Agate cup with one handle
1650 - 1675.Room 079B
Vessel made up of various pieces of agate with different tones and veining, some of them (lid and bowl) possibly recarved ancient pieces. It has a globular body formed by a deep bowl onto which a corresponding piece is fitted. The two pieces are joined by a strip of perforated gold with superimposed vegetable spirals decorated with translucent green and red and opaque white enamel. It had two handles, only one of which remains today, enamelled in the same colours, running with a serpentine design down the entire bowl before joining the knop. This knop, formed by the support ring of the bowl, a rope pattern of gold enamelled with touches of blue, and two rounded surface elements with a torus between them, rests on a tall stem with a polygonal neck and a small foot on top of a larger round one, with a broad mount of openwork leaves enamelled in green, white and blue.
Laurent’s photograph of the vessel stolen in 1918, no. 6 in the 1776 inventory of the Real Gabinete de Historia Natural (and no. 75 in Arbeteta’s catalogue), show the bird that must originally have been the finial of O14, described in the inventory drawn up by the Governing Committee of the Museo de Ciencias Naturales in 1839 as a white enamelled dove perched on a twig, with blue and red markings and two small spinels for eyes. Arbeteta suggested it might have belonged to a piece of jewellery, since a ring of braided gold wire was preserved on the top. The dove was possibly added in Paris before 1815, since some of these pieces could be completely dismantled and reassembled with different combinations of elements. In the meantime, vessel O14, no. 17 in the 1776 inventory of the Real Gabinete de Historia Natural (and no. 121 in Arbeteta’s catalogue), had a very elaborate flask added to it in Paris as a finial. The piece did not belong to it, and until the Peninsular War was a separate item listed in the historic inventories as a "cruet" or "small flask". It had a pair which was also placed after the Peninsular War on another vessel, stolen in 1918, with a stem in the form of a female figure, no. 31 in the 1776 inventory of the Real Gabinete de Historia Natural (and no. 113 in Arbeteta’s catalogue). During the restoration of the Dauphin’s Treasure in 2017, the finial "in the form of a cup" was removed, since Angulo had pointed out it was not original to the piece, a fact corroborated by historic photographs. That Agate flask with three handles is now exhibited separately, and has been given the inventory number O3487. What is original, on the other hand, is the finial with enamelled foliage and a small balustrade into which the flask was inserted, and which served as the pedestal for the dove which once surmounted the piece.
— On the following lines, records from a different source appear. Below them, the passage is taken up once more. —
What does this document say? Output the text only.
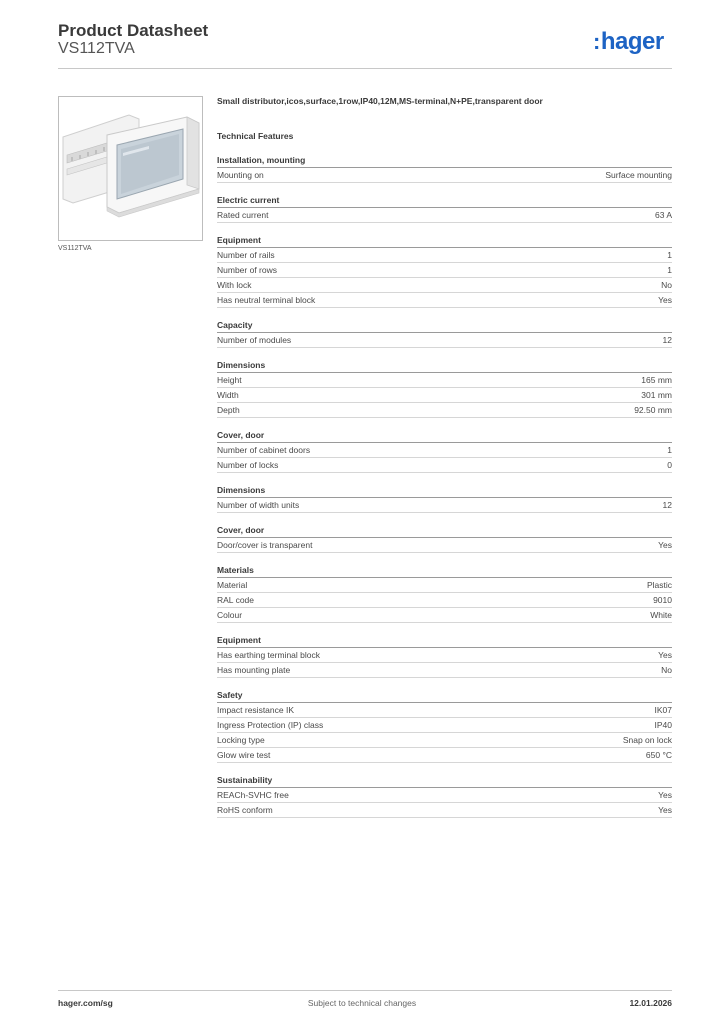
Product Datasheet
VS112TVA	:hager
VS112TVA
Small distributor,icos,surface,1row,IP40,12M,MS-terminal,N+PE,transparent door
Technical Features
Installation, mounting
Mounting on	Surface mounting
Electric current
Rated current	63 A
Equipment
Number of rails	1
Number of rows	1
With lock	No
Has neutral terminal block	Yes
Capacity
Number of modules	12
Dimensions
Height	165 mm
Width	301 mm
Depth	92.50 mm
Cover, door
Number of cabinet doors	1
Number of locks	0
Dimensions
Number of width units	12
Cover, door
Door/cover is transparent	Yes
Materials
Material	Plastic
RAL code	9010
Colour	White
Equipment
Has earthing terminal block	Yes
Has mounting plate	No
Safety
Impact resistance IK	IK07
Ingress Protection (IP) class	IP40
Locking type	Snap on lock
Glow wire test	650 °C
Sustainability
REACh-SVHC free	Yes
RoHS conform	Yes
hager.com/sg	Subject to technical changes	12.01.2026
There are numerous vessels preserved at the Louvre which bear a relation to the mounting on the body of this piece. They include R. 141 and MR 140, with similar handles and a mount on the rim similar to that on the foot of the Madrid piece. Alcouffe moreover mentions MR 223, MR 224 and MR 231. The rope pattern mount with enamelled coils is found on various vessels at the same museum, including the small cup MR 258 and the flask MR 272, both originating in the Dauphin’s collection. This type of design appears in a repertoire published in Paris by Gilles L’Égaré in about 1663.
The state of the work in the 19th century can be seen through the photography of Juan Laurent y Minier, "Vase, agate calcédoine, montures d’or émiallé, XVIIe siècle, règne de Henri IV", c. 1879, Museo del Prado, HF0835/6.